Mere words can hardly contain the glowing brilliance of this film. Just listen to the basic plot: NASA tests the effect of cosmic radiation on animals. Their test rocket crashes near a small Texan town (of course, we are shown nothing of this) unleashing a man in an ape monster costume (what is it with all these apes anyway?) who stomps stealthily through the woods and kills (more or less off-camera) obnoxious teenagers. The local sheriff (only -kind of- actor in town John Agar) uses both of his brain cells to trap the creature.
But a mere plot outline cannot describe pure genius. True beauty lies in the execution. And what execution it is. The 75 minute running time is filled with approximately 40 minutes of people getting in and out of cars, people driving said cars veeeerrryyyy sloooowly, people walking through the woods, people walking through the woods some more, people running through the woods. Also, we are treated to about twenty minutes of dialogue about nothing much of import to the plot, but spoken with the kind of unconvincing conviction only the worst of actors can achieve and only if and when blessed with dialogue as poetic as in The Giant Claw.Then, there are ten minutes (or hours?) of dancing.

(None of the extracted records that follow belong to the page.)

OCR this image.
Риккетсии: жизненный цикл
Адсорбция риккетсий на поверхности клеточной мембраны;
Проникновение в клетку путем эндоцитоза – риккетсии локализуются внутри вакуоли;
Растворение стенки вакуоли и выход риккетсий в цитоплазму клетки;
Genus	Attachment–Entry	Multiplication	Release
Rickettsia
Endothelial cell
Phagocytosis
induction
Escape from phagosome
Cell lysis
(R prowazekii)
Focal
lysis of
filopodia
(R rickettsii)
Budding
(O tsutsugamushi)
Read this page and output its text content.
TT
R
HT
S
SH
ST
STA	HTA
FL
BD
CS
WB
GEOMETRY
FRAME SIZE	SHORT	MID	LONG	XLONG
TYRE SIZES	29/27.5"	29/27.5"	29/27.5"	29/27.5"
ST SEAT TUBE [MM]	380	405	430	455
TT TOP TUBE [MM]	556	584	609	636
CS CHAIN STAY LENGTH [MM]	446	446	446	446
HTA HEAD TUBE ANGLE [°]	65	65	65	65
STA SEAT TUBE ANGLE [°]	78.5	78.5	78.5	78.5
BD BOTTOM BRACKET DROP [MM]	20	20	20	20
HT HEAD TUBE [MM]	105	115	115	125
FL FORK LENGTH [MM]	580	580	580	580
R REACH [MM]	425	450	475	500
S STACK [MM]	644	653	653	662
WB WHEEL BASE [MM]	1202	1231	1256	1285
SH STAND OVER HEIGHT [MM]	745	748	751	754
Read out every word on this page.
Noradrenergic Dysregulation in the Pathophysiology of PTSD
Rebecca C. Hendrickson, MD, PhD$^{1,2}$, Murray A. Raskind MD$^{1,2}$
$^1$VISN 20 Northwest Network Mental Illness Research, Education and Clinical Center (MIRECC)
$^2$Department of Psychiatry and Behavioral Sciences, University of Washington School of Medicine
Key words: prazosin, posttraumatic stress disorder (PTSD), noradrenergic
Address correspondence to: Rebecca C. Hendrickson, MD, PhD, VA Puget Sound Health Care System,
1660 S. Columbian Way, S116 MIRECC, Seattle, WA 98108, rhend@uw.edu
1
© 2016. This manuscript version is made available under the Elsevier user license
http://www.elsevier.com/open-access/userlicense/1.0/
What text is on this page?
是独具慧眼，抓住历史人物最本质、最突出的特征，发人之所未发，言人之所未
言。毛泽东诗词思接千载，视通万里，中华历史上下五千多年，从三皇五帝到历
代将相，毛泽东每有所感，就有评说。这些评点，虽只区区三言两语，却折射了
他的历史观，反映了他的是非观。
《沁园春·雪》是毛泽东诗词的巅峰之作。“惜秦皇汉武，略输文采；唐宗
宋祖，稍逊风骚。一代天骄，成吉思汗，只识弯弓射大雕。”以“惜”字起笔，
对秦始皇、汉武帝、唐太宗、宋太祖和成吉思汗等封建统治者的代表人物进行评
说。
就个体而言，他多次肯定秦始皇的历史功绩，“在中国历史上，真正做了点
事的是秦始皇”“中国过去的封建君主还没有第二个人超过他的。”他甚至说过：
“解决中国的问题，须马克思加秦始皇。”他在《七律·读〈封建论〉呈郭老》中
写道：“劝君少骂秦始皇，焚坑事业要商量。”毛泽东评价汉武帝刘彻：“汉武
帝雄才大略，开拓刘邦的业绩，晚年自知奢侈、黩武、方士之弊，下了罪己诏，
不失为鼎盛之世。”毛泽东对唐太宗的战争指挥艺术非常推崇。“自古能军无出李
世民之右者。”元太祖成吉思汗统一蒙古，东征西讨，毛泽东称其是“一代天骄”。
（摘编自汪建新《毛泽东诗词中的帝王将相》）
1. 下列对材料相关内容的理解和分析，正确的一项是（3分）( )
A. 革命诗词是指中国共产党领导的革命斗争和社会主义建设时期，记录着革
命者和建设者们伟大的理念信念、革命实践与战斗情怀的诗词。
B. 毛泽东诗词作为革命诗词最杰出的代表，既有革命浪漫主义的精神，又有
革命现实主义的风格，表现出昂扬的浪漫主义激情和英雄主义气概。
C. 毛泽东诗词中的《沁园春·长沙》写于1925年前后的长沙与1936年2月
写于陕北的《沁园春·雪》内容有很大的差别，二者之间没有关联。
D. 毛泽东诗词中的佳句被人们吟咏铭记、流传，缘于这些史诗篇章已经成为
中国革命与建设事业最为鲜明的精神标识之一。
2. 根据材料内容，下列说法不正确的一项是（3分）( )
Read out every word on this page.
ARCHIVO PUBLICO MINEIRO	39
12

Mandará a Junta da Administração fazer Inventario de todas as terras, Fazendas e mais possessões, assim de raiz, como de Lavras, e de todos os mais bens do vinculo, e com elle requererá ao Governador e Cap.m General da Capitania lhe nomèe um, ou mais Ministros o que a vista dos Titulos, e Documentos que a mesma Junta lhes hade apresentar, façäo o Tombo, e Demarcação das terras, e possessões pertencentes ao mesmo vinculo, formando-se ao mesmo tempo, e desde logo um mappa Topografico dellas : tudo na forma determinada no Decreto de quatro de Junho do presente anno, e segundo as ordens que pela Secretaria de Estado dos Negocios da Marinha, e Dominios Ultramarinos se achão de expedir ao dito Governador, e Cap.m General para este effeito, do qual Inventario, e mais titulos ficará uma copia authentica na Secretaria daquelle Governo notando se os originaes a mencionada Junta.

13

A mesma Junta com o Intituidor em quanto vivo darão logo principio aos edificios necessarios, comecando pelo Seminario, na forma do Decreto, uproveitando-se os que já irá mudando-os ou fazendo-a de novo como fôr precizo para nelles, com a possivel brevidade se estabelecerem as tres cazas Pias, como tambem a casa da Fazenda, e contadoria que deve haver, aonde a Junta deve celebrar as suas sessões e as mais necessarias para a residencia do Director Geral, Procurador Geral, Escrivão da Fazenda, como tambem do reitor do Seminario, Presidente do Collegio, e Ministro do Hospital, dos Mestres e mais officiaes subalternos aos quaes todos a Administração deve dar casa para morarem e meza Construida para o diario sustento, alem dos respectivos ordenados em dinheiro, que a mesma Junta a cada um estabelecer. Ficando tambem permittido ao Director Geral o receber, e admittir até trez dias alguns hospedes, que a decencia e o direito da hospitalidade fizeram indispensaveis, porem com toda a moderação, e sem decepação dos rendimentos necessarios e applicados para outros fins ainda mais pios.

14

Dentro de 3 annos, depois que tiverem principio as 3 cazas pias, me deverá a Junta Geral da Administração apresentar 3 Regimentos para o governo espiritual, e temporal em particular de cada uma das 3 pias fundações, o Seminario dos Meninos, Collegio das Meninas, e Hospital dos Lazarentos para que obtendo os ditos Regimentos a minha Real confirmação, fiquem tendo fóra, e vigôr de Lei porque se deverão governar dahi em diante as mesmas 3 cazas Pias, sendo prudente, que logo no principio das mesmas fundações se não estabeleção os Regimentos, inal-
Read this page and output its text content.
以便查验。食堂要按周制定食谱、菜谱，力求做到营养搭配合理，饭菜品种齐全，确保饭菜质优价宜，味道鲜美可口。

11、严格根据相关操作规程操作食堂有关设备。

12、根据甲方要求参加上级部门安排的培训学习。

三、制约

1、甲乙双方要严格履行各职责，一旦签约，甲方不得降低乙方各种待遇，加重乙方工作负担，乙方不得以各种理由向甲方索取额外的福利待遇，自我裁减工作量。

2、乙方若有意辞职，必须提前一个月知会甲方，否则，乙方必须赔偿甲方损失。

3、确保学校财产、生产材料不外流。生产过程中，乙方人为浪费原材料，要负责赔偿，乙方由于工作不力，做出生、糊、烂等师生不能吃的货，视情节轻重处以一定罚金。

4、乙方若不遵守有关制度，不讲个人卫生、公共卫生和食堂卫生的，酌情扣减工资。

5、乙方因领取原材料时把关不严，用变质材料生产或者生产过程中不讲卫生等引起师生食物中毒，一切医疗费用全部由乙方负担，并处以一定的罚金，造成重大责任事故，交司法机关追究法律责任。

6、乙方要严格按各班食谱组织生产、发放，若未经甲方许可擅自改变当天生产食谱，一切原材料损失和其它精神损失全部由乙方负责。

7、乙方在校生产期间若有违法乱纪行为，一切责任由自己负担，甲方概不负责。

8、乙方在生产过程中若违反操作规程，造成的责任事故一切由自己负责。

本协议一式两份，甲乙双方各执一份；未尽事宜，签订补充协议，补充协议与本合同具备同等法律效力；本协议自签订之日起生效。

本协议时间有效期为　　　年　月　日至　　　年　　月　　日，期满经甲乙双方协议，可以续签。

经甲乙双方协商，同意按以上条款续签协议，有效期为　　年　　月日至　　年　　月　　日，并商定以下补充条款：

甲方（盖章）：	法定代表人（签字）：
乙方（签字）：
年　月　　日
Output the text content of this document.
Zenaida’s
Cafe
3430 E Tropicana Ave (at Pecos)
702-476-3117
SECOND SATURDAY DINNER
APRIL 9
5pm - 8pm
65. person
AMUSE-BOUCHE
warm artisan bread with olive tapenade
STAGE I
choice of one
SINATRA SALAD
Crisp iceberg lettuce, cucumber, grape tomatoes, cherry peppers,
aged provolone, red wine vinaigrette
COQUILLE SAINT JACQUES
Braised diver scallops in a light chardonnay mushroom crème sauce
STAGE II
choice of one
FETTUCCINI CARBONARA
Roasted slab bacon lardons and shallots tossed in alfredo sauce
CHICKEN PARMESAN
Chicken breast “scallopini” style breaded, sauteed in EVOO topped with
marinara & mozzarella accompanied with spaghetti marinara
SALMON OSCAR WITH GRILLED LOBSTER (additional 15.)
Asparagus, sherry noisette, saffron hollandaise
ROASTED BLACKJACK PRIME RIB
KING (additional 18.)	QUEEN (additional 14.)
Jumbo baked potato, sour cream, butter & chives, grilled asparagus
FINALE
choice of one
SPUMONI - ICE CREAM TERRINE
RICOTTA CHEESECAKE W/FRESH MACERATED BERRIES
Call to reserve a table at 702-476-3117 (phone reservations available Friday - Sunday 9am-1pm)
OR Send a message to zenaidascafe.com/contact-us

Oh, the dancing!
And as if all that wasn't already more than enough: An explosion! But don't blink, or you'll miss it.
Just as praiseworthy as the explosion are some dadaist attempts at suspense. Will the deputy sheriff return from the percolator fast enough to hear the death screams of his co-deputy on the radio? Oh no! He forgot the sugar!!!
I could go on and on...
Alright, I am going to be honest: I would marry this movie, but am too afraid of the form our mutant love child would probably take.